Man at Center of Upcoming SCOTUS Abortion Case Also Wrote Some Amazingly Bad Teen Fiction
PoliticsNext week, the Supreme Court will hear arguments in a case that questions whether crisis pregnancy centers have a First Amendment right to mislead patients about abortion and abortion services. The National Institute of Family and Life Advocates, an anti-abortion nonprofit that represents more than 1,400 “pregnancy centers” across the United States, is suing over a California law that requires crisis pregnancy centers to disclose the right to an abortion and other state-funding family planning resources to patients. Crisis pregnancy centers are notorious for pushing anti-abortion propaganda on desperate, low-income women while masquerading as women’s health clinics.
Thomas Glessner, NIFLA’s founder and president, has made a career fighting abortion rights. He also dabbles in fine literature and has written, to my extreme delight, several books on abortion.

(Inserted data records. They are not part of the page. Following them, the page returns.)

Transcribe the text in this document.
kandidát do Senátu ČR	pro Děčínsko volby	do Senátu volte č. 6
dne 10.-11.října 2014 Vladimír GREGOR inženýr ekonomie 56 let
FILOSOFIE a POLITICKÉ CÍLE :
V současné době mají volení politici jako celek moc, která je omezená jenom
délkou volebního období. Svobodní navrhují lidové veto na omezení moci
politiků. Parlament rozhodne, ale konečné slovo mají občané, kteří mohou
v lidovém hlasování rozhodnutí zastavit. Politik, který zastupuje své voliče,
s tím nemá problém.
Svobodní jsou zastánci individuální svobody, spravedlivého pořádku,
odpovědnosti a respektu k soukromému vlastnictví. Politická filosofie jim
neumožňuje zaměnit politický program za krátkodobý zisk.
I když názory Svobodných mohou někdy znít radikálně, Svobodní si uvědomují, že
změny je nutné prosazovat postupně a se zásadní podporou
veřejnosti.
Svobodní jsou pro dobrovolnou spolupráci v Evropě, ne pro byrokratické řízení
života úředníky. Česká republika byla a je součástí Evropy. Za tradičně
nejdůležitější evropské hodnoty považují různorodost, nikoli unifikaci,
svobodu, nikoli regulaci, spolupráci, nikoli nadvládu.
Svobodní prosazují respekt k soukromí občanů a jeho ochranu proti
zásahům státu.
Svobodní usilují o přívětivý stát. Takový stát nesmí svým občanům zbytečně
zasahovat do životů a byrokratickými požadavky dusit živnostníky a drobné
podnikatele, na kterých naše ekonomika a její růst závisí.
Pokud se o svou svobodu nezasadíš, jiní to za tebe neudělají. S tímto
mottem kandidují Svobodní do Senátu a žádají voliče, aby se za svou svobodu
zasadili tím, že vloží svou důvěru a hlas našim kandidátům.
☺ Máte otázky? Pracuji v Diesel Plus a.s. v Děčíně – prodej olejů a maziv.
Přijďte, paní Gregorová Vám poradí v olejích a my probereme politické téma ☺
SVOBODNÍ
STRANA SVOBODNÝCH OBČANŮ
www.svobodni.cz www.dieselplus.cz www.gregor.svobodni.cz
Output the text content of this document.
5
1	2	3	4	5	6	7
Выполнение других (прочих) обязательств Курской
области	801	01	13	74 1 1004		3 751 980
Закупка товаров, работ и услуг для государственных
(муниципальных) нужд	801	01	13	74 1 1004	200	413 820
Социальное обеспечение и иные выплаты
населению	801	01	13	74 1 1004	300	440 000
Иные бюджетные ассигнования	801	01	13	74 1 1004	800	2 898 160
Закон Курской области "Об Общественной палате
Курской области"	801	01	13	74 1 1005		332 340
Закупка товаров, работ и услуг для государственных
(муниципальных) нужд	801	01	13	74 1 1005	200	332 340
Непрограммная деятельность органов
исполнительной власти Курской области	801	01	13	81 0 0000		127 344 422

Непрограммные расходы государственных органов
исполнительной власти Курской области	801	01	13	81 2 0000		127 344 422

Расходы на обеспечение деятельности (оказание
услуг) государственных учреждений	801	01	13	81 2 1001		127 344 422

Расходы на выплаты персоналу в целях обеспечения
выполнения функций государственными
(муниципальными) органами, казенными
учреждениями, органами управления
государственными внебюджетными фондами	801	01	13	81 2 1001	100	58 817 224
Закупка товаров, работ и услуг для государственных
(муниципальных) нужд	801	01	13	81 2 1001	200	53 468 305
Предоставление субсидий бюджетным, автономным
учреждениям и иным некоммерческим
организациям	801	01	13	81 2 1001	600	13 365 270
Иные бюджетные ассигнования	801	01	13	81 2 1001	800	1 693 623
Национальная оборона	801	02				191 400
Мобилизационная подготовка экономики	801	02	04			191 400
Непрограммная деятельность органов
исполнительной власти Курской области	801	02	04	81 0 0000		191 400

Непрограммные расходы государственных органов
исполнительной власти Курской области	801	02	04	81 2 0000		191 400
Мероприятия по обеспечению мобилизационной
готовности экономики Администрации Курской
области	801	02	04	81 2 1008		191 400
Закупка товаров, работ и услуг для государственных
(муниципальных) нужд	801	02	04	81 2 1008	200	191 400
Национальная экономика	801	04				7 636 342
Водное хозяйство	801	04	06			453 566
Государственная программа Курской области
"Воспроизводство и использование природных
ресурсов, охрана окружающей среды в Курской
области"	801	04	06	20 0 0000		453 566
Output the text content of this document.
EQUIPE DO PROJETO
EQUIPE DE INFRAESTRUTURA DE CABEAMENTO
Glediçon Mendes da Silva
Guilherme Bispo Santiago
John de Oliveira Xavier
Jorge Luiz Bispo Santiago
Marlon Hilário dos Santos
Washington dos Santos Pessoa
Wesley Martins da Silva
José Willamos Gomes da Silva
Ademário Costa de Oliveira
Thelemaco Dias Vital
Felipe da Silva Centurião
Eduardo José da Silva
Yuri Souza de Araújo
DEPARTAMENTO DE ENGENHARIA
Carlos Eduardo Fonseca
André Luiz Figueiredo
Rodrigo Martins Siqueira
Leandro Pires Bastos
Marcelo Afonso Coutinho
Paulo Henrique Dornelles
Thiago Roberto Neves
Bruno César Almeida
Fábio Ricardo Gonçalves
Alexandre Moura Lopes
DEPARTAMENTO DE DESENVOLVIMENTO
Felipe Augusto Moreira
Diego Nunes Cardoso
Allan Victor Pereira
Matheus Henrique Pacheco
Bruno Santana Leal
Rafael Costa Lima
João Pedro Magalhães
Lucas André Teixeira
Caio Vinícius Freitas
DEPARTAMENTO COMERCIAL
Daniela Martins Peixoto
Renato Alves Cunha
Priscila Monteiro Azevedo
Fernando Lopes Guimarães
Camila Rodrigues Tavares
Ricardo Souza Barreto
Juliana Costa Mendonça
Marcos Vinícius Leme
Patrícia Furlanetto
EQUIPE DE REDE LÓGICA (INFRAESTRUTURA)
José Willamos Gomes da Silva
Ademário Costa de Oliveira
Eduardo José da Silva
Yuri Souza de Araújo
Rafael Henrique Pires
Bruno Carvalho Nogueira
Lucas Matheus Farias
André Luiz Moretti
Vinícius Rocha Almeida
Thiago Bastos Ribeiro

He is the author of Created Equal: Reflections on the Unalienable Right to Life; The Emerging Brave New World (which is about “the gradual dehumanization on human beings that has invaded American culture and has accelerated at a frightening pace since the 1973 Supreme Court decision of Roe v. Wade”); Achieving an Abortion-Free America by 2001; and Destiny’s Team: A Story About Love, Choices and Eternity.
I have not subjected myself to any of these works in depth, but it is Destiny’s Team—a book about the grace of a Christian god, teens, and how basically everyone dies after someone in their life has an abortion—that I most want to share with the world.
Destiny’s Team is supposed to be a cautionary tale about how abortion ruins a woman’s reputation, fills her with regret, and may even kill her. But because women in these books exist only as baby-makers who have sex to please men, the bulk of the story focuses on Jason O’Connor, a womanizing NFL quarterback, and how abortion has fucked up his life and the lives of his other horndog teammates.